Trata-se de crime de menor potencial ofensivo, aquele delito cuja pena máxima em abstrato não seja superior a 02 anos, disciplinado pelo artigo 61 da Lei nº 9.099, de 1995, considerando assim, todas as contravenções penais e os crimes a que a lei comine pena máxima não superior a 2 (dois) anos, cumulada ou não com multa.
A consumação do novo delito se traduz no comportamento do autor que persegue a vítima de forma reiterada, ameaçando a sua integridade física ou psicológica, restringindo, destarte, o seu direito fundamental de livre locomoção.
No tocante a objetividade jurídica, trata-se de crime pluriofensivo, considerando o autor que passar a ofender a tranquilidade, a paz de espírito, o livre direito de locomoção da pessoa ofendida.
Trata-se de crime unissubjetivo, aquele que pode ser praticado por única pessoa, e plurissubsistente, aquele delito que pode ser perpetrado por diversos atos, sejam físicos ou virtuais.
Analisando o elemento subjetivo do tipo, percebe-se tratar-se de crime doloso, não havendo previsão para a forma culposa.
CONSIDERAÇÕES FINAIS
Quando se cria um novo tipo penal, a partir de então entram em cena os analistas e doutrinadores, com a missão de interpretar a norma penal.

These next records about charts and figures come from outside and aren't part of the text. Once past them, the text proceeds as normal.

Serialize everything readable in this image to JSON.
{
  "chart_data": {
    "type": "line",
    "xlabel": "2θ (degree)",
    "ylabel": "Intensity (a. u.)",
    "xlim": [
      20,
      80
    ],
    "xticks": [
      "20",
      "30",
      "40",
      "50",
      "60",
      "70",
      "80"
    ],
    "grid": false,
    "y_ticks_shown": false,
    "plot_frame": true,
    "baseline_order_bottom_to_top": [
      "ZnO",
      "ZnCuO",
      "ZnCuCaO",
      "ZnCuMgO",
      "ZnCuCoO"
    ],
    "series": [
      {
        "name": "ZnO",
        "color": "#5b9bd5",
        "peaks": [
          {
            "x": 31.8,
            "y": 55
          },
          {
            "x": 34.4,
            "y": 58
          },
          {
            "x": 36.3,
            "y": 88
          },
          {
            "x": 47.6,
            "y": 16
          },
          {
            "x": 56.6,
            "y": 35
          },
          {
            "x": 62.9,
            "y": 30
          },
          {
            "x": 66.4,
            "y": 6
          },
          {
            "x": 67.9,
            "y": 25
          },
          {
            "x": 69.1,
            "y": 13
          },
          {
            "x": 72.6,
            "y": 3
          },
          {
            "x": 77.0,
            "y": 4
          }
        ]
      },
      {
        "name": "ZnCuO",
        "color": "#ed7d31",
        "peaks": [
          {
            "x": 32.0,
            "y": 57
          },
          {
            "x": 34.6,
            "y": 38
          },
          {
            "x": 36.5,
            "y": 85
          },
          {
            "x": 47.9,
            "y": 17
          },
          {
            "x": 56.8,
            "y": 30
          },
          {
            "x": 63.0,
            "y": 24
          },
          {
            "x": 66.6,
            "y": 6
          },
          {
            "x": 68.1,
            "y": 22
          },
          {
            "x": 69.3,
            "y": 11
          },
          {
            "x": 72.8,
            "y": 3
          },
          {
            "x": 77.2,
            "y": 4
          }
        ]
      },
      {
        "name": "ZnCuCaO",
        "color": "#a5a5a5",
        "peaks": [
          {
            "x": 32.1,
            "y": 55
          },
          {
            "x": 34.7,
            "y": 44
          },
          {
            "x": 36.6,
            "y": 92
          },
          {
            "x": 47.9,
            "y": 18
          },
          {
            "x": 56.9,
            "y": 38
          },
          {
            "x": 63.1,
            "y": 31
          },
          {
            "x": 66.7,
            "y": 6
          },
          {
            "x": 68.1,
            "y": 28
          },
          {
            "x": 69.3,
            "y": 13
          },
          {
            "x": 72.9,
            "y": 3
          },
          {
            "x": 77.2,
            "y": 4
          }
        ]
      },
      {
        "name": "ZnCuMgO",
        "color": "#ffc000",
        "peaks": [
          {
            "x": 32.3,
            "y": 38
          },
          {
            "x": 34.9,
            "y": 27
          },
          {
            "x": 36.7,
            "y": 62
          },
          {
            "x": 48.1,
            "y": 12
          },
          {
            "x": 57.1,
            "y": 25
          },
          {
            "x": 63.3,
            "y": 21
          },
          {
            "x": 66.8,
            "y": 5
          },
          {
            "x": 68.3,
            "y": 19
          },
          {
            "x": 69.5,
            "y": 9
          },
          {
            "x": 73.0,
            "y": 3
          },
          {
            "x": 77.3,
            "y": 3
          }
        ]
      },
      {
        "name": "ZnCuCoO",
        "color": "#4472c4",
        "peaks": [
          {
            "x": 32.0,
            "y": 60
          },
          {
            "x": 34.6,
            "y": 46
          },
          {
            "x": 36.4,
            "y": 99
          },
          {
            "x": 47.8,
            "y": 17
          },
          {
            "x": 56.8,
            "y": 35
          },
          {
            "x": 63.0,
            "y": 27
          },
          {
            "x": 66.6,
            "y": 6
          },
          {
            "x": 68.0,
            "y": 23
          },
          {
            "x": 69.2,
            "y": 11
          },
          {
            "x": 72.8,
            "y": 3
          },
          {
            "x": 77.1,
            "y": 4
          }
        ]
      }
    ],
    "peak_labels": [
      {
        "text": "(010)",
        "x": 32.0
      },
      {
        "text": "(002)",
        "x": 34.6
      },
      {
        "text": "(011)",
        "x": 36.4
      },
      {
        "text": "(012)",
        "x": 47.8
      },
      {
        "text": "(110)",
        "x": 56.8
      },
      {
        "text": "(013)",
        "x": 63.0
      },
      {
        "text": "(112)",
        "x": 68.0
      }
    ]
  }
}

Certamente, não será diferente com o novíssimo crime de perseguição. Na corrida pelo ineditismo, surgirão diversos posicionamentos acerca do novel modelo de conduta criminosa.
A diferença reside no fato de quem comentou primeiro o novo texto legal, que seguramente corre sério risco de errar primeiro e receber as primeiras críticas. Concretamente, a primeira indagação que se fará é no sentido de que se o novo crime é necessário ou não para preencher vazios normativos ou se é comportamento cabotino da autora da proposta.

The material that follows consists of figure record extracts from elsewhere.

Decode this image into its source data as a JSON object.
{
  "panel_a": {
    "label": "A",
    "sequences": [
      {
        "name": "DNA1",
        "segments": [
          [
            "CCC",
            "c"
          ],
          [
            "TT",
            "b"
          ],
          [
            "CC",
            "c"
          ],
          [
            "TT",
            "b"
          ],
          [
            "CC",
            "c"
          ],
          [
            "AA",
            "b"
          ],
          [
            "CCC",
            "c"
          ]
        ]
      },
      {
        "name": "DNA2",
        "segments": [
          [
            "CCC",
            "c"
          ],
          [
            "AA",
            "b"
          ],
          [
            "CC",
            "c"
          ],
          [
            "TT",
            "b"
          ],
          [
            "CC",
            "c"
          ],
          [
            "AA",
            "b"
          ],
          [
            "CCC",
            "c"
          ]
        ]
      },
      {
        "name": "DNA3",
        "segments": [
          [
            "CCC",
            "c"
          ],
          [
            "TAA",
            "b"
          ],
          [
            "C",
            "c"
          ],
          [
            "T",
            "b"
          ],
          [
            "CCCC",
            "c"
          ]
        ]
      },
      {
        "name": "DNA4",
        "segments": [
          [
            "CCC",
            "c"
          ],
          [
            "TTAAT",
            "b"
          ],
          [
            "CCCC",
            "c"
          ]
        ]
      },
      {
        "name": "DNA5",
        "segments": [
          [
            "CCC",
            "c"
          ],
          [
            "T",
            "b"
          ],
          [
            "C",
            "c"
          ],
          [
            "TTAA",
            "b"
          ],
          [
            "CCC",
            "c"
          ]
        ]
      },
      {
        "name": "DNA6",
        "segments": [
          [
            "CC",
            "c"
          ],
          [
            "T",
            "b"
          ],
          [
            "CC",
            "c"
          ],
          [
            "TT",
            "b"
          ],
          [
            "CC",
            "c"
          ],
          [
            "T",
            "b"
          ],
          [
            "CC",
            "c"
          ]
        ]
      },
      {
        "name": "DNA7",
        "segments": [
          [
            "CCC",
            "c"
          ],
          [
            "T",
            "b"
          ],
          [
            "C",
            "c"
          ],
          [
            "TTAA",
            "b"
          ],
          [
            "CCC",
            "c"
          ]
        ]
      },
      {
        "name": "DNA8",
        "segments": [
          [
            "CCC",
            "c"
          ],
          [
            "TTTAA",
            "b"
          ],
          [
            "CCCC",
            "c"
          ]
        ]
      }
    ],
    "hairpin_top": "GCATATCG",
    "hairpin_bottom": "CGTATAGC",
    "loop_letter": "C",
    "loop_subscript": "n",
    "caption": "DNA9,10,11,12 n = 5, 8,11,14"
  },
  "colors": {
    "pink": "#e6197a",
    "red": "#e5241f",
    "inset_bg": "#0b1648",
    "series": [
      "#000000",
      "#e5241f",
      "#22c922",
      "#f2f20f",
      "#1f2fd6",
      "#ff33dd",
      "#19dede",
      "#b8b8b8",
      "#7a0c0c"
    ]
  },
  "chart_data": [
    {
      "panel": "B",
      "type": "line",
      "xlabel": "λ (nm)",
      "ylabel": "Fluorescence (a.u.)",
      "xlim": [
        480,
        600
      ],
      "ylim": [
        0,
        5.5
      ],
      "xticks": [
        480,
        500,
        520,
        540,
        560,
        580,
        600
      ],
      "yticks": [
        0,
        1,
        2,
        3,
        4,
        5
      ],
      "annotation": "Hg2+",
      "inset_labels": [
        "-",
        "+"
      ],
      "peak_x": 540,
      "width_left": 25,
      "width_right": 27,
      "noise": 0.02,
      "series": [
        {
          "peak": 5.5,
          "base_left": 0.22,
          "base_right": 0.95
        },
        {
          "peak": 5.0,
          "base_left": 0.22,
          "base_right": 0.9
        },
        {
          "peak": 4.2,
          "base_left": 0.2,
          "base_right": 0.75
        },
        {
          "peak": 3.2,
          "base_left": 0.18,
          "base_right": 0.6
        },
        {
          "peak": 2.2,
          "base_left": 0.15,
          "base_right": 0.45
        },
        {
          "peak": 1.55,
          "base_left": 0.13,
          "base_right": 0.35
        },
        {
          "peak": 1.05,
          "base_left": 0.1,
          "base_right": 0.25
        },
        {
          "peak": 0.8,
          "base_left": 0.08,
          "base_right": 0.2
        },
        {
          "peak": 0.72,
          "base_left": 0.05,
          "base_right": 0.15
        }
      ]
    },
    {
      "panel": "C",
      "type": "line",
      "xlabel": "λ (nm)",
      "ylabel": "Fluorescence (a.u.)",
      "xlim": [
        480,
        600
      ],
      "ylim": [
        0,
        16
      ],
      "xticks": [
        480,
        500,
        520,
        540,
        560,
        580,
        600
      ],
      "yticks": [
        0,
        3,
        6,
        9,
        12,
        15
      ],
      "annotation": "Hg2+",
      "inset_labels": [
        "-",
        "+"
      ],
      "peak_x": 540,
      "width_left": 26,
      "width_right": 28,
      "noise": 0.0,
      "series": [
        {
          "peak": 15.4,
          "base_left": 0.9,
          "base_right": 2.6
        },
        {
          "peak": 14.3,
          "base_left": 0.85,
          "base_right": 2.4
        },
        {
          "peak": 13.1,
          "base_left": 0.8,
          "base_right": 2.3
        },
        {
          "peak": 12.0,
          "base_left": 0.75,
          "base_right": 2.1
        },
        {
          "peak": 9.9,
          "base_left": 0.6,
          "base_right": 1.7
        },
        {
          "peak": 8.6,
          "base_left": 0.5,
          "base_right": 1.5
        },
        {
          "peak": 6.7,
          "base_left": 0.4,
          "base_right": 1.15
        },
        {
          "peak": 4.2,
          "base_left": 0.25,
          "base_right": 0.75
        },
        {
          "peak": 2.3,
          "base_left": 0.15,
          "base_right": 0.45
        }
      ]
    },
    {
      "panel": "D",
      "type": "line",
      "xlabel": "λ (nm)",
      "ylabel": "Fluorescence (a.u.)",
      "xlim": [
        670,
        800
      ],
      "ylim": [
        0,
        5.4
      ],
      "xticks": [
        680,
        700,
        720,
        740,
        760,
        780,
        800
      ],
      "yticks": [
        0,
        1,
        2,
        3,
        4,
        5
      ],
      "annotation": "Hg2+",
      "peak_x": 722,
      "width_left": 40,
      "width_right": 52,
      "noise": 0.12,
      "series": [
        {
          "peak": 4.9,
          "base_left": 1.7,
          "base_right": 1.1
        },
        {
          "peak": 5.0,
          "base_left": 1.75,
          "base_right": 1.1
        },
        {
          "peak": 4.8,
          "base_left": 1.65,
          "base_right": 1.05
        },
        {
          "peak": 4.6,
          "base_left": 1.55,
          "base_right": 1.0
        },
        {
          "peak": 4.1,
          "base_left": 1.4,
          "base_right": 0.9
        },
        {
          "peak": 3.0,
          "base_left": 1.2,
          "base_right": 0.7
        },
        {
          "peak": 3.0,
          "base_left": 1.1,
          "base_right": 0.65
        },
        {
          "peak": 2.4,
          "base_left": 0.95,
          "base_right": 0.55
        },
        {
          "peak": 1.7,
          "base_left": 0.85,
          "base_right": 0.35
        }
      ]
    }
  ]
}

Assim, indaga-se. A tipificação do novo crime foi necessária, útil, ou será mais uma norma esquizofrênica ou meramente simbólica?

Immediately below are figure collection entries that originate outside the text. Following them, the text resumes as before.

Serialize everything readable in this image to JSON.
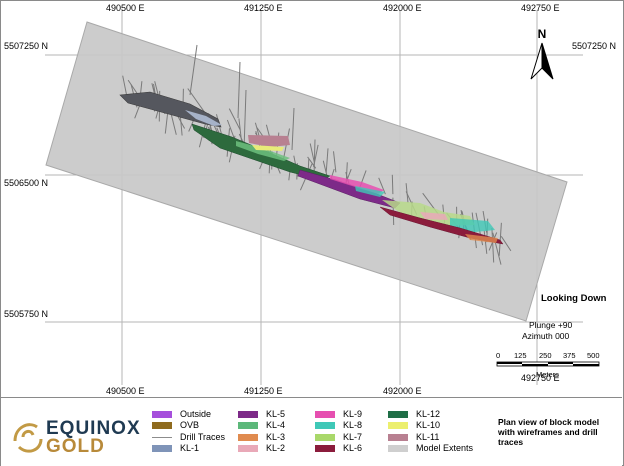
{
  "map": {
    "north_label": "N",
    "view_label": "Looking Down",
    "plunge": "Plunge +90",
    "azimuth": "Azimuth 000",
    "scale": {
      "ticks": [
        "0",
        "125",
        "250",
        "375",
        "500"
      ],
      "unit": "Meters"
    },
    "easting_labels": [
      "490500 E",
      "491250 E",
      "492000 E",
      "492750 E"
    ],
    "northing_labels": [
      "5507250 N",
      "5506500 N",
      "5505750 N"
    ]
  },
  "legend": {
    "items": [
      {
        "label": "Outside",
        "color": "#a64fdc",
        "kind": "fill"
      },
      {
        "label": "OVB",
        "color": "#8f6b1e",
        "kind": "fill"
      },
      {
        "label": "Drill Traces",
        "color": "#8c8c8c",
        "kind": "line"
      },
      {
        "label": "KL-1",
        "color": "#7f94b8",
        "kind": "fill"
      },
      {
        "label": "KL-5",
        "color": "#7d2a88",
        "kind": "fill"
      },
      {
        "label": "KL-4",
        "color": "#5cb87a",
        "kind": "fill"
      },
      {
        "label": "KL-3",
        "color": "#e08b4f",
        "kind": "fill"
      },
      {
        "label": "KL-2",
        "color": "#e9a9b8",
        "kind": "fill"
      },
      {
        "label": "KL-9",
        "color": "#e64fb0",
        "kind": "fill"
      },
      {
        "label": "KL-8",
        "color": "#3fc8b7",
        "kind": "fill"
      },
      {
        "label": "KL-7",
        "color": "#a9d86a",
        "kind": "fill"
      },
      {
        "label": "KL-6",
        "color": "#8b1c3c",
        "kind": "fill"
      },
      {
        "label": "KL-12",
        "color": "#1f6e46",
        "kind": "fill"
      },
      {
        "label": "KL-10",
        "color": "#ecef6e",
        "kind": "fill"
      },
      {
        "label": "KL-11",
        "color": "#b88091",
        "kind": "fill"
      },
      {
        "label": "Model Extents",
        "color": "#cfcfcf",
        "kind": "fill"
      }
    ]
  },
  "logo": {
    "line1": "EQUINOX",
    "line2": "GOLD"
  },
  "caption": "Plan view of block model with wireframes and drill traces",
  "colors": {
    "model_extents": "#c8c8c8",
    "grid_line": "#b0b0b0",
    "frame": "#8a8a8a"
  }
}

E sem embargos de tempo, já disparo logo que antes desse novo modelo de comportamento criminoso, a perseguição obsessiva era tratada no âmbito do artigo 146 do Código penal, que define o crime de constrangimento legal, exatamente no capítulo VI, dos crimes contra a liberdade individual, na seção dos crimes contra a liberdade pessoal, do CP, que previu a conduta e constranger alguém, mediante violência ou grave ameaça, ou depois de lhe haver reduzido, por qualquer outro meio, a capacidade de resistência, a não fazer o que a lei permite, ou a fazer o que ela não manda.
É certo que o novo modelo de delito não prevê a grave ameaça para a sua configuração, mas o autor que persegue de forma obsessiva e insistente ele acaba provocando na vítima um sentimento de pessoa ameaça por grave violência em razão das promessas de mal injusto levadas a efeito pelo inconsequente criminoso.
Analisando a nova Lei, o professor Rogério Greco chama a atenção para a tomada de cuidados para a aplicação da norma:
Embora a criminalização da perseguição seja necessária, temos que tomar o máximo cuidado para que não sejam confundidos comportamentos perfeitamente lícitos e aceitos em nossa sociedade. Uma insistência amorosa, por exemplo, mesmo que indesejada, não pode se configurar, automaticamente, em crime. Por isso, somente a hipótese concreta nos trará elementos para que possamos fazer essa distinção, tênue por sinal, entre um comportamento natural do ser humano, em não aceitar, imediatamente, uma negativa ao seu pedido, de uma conduta considerada perseguidora, criminosa, que pode causar na vítima danos à sua integridade física ou psicológica.[1]
O mesmo autor ainda prossegue:
Exige a lei, para efeitos de configuração dessa perseguição, que ela ocorra de forma reiterada, ou seja, constante, habitual. Isso quer dizer que uma única abordagem, mesmo que inconveniente, não se configurará no delito em estudo. Assim, imagine-se a hipótese daquele que, durante uma festa, tenta, a todo custo, ficar amorosamente com uma mulher que ali se encontrava junto com outros amigos. Ela repele a abordagem, pois não se sentiu atraída pelo sujeito. Contudo, o agente volta a insistir várias vezes durante a mesma noite, sendo rejeitado em todas elas. Essa situação é extremamente desconfortável para aquela mulher. No entanto, não poderíamos falar, aqui, em crime de perseguição.[2]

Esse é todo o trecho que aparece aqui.